Human rights activists are wary of this solution, less amenable to believing that a controller sitting in a Pakistani airbase instead of an American one would somehow be more careful, less cavalier about pushing the kill button simply by virtue of his or her nationality. Their issue with armed drones is not the nationality of the controller but the inherent disparity of the encounter; the reduction of human beings to moving dots and homes to coordinates.
For the unmanned variety, the problem shifts from the temptation of not looking closely enough, to looking too closely and too intently at things never meant to be seen at all. Like a virtual raid, whose knowledge may never be possessed by anyone but the raiders, the drone that watches everything leaves nothing concealed from the eyes of the state or the vigilante.
The rights issues mentioned above have curious iterations in the Pakistani context where the staunchest opponents of drones seem to have problems not with the technology, its insidious inequality as a killing machine or mockery of individual privacy. In their vociferous speeches against drones, no one in the Difaa-i-Pakistan Council for example ever mentions these points.
Drones are bad indeed, but only because they are a curse imposed by a foreign power. Armed drones in the service of their own projects, to kill their own enemies, or unarmed ones to enforce strict moral codes on one and all would be quite welcome. A moral police with a fleet of drones that could see anything, anytime might well be every religious conservative’s fantasy force.

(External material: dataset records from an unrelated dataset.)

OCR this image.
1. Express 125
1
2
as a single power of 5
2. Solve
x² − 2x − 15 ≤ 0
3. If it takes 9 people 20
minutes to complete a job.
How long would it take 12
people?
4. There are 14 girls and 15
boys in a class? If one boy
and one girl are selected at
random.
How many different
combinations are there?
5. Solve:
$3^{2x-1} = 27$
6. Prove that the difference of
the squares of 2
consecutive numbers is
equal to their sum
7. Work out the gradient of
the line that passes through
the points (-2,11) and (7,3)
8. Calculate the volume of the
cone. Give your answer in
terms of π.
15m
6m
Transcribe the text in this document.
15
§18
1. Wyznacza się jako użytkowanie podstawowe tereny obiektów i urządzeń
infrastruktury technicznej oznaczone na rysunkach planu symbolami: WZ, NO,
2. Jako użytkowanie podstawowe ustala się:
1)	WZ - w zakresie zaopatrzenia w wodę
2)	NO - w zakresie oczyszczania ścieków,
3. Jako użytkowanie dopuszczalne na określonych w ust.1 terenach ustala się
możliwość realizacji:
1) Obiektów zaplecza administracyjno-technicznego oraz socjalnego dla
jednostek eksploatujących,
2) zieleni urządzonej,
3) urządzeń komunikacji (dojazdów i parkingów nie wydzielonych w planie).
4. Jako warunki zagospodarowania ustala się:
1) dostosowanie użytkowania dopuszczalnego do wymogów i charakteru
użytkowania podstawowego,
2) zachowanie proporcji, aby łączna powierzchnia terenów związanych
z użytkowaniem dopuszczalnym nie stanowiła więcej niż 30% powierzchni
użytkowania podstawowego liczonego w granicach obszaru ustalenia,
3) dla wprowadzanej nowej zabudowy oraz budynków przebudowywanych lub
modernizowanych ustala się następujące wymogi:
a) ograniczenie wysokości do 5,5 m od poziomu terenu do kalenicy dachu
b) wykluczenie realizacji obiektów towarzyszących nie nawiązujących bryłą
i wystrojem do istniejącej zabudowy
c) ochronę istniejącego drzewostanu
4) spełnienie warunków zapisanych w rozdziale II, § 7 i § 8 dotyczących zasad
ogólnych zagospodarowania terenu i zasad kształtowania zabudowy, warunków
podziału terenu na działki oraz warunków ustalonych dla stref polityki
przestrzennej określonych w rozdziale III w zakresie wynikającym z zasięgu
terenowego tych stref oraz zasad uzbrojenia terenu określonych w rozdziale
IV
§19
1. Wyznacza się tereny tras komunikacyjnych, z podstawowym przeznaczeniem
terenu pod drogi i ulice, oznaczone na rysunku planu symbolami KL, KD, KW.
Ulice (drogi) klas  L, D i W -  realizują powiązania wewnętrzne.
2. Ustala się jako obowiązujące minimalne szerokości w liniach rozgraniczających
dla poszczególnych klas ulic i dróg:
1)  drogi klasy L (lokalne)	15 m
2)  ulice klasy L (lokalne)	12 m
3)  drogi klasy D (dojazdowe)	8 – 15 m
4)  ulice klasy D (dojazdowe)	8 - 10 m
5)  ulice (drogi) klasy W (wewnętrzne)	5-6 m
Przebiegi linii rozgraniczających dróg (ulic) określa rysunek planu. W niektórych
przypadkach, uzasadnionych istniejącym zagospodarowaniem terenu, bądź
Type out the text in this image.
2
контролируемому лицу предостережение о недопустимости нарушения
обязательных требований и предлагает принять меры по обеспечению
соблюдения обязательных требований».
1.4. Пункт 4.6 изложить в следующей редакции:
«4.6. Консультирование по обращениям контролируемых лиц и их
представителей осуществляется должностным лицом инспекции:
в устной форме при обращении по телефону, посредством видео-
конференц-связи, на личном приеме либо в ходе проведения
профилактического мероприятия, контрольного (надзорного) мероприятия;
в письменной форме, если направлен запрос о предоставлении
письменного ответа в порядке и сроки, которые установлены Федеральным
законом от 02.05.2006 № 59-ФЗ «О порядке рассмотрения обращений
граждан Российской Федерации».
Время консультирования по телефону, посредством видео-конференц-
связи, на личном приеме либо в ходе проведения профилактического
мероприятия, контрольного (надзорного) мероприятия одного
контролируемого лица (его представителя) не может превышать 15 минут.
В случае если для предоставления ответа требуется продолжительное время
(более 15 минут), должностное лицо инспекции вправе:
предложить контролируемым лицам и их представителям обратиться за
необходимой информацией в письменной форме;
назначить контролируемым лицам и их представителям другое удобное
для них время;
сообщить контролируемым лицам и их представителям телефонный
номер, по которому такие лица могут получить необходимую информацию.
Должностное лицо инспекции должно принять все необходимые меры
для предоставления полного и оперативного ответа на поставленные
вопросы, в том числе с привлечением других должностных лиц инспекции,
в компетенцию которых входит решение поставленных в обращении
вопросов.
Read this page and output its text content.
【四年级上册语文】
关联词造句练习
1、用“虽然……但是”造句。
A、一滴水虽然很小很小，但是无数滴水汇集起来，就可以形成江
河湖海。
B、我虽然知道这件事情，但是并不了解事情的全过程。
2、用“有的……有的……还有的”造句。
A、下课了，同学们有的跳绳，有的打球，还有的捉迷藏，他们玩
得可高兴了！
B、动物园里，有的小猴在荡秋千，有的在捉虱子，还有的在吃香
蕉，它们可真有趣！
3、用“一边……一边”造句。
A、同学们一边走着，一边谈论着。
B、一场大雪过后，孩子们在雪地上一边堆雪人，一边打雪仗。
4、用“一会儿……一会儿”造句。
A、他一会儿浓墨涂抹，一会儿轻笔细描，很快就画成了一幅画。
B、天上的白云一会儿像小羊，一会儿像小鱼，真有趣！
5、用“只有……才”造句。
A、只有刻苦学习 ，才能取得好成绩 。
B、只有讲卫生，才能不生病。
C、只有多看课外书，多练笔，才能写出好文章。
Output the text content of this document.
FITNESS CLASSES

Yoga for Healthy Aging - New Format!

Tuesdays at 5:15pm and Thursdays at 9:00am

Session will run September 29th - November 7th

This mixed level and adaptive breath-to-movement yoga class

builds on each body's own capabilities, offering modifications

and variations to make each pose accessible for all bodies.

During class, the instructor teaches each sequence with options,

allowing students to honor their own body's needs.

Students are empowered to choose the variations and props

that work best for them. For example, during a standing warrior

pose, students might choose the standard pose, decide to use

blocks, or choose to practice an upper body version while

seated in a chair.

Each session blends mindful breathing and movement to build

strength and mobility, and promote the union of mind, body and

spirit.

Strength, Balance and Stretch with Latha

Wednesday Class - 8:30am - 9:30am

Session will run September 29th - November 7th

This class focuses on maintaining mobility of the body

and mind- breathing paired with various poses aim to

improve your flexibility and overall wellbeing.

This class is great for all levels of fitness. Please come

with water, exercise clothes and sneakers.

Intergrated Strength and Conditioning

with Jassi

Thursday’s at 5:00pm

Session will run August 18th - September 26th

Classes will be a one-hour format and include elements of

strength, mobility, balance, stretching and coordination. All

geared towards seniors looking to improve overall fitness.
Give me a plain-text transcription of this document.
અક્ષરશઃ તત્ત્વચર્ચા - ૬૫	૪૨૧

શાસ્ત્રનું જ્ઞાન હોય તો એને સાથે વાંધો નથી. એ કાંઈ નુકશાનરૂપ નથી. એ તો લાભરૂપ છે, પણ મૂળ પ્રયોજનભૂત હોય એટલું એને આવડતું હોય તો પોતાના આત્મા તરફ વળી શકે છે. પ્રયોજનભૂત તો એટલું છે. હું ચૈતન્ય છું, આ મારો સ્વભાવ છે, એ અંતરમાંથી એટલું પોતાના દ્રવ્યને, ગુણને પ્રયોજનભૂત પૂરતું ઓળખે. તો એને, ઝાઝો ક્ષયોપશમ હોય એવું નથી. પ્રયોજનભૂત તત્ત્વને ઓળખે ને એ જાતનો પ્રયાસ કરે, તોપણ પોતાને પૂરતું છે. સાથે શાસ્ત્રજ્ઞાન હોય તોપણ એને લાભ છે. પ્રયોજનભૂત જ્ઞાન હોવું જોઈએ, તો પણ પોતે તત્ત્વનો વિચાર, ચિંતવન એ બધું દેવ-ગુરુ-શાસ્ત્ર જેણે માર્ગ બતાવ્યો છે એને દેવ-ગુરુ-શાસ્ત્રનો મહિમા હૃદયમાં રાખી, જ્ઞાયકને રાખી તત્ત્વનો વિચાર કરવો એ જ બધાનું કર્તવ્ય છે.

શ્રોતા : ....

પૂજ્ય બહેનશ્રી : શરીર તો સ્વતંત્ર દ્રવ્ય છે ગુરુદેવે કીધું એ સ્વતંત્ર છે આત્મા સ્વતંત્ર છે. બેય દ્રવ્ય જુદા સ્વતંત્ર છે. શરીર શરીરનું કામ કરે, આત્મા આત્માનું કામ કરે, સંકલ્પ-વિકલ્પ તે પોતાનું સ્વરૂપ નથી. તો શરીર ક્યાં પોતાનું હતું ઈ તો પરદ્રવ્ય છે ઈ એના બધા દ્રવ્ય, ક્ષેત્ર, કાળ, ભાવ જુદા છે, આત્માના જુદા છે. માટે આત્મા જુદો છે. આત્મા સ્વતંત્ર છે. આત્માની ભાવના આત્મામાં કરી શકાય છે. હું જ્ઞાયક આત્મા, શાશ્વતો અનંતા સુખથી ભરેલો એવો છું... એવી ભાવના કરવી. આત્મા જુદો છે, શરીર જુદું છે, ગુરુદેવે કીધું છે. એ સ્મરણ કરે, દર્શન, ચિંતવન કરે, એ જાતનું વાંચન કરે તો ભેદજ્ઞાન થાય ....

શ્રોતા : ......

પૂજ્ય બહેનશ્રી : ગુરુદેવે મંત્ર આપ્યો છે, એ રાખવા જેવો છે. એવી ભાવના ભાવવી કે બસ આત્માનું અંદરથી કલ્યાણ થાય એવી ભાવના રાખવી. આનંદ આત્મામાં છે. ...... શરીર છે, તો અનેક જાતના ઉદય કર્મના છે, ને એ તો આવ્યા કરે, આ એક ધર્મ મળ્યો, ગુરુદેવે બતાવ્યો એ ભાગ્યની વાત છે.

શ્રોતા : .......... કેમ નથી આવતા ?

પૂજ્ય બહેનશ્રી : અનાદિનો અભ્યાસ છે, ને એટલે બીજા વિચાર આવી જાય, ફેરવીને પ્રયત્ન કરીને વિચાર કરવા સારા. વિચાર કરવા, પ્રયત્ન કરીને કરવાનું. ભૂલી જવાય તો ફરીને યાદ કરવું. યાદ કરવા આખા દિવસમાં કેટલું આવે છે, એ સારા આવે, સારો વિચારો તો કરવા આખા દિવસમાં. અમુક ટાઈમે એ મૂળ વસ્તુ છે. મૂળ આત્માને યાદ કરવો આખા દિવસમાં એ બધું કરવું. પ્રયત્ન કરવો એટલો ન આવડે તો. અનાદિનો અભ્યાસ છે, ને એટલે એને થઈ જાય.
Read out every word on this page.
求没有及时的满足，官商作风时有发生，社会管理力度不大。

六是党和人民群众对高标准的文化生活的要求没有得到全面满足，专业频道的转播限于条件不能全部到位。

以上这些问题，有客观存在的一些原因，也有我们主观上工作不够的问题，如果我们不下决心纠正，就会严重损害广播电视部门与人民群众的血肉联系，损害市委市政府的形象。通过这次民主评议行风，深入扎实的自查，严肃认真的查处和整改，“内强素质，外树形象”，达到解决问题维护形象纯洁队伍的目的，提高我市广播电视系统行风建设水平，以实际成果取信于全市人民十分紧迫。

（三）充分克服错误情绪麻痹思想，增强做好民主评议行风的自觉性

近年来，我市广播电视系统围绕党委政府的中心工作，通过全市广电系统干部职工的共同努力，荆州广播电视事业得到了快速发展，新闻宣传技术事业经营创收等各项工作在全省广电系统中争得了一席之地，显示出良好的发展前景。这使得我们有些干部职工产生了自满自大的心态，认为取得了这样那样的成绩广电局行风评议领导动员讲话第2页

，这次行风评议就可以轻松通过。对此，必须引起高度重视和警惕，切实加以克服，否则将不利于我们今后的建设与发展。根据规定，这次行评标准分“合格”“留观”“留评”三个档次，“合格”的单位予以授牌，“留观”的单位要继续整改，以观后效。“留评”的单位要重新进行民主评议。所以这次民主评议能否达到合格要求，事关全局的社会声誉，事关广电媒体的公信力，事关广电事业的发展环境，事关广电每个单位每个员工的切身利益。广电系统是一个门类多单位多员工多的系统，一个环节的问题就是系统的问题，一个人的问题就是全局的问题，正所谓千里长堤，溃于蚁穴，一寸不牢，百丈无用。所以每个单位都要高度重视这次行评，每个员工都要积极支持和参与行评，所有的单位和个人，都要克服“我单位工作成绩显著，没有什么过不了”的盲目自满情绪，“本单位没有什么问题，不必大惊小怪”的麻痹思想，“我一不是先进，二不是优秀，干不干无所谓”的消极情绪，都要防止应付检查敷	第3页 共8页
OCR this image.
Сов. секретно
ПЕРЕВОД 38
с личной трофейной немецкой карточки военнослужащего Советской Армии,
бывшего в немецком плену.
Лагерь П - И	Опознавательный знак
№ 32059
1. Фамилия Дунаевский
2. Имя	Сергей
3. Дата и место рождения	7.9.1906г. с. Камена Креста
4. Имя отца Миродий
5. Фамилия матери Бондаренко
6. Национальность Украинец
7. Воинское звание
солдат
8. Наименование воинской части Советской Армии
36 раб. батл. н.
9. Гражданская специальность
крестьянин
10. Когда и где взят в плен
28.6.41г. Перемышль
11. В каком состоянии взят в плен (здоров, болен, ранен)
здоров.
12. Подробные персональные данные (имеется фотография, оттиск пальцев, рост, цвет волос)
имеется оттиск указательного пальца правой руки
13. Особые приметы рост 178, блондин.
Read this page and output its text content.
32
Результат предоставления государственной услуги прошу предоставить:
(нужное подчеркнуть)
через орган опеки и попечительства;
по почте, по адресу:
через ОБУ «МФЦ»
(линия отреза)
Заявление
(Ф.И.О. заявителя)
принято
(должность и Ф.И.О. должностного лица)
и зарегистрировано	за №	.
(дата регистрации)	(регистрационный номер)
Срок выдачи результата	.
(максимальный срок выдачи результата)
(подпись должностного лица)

Made in Pakistan or the US, fulfilling one political or strategic objective or another, drones are here to stay. Articulating opposition to arming them, and insisting on controls that circumscribe their limits does not consequently mean denying the wrongs that have instigated their use.
The colonisation of the private sphere by terrorists who hide behind women and children, intentionally pushing them in the path of missiles, the use of village homes as safe havens by those guilty of killing hundreds in suicide bombings is one of the most despicable tactics of warfare that the world has ever seen. The challenge in responding to them is not to simply, blindly oppose armed or unarmed drones, but to oppose them for the right reasons.
The writer is an attorney teaching political philosophy and constitutional law.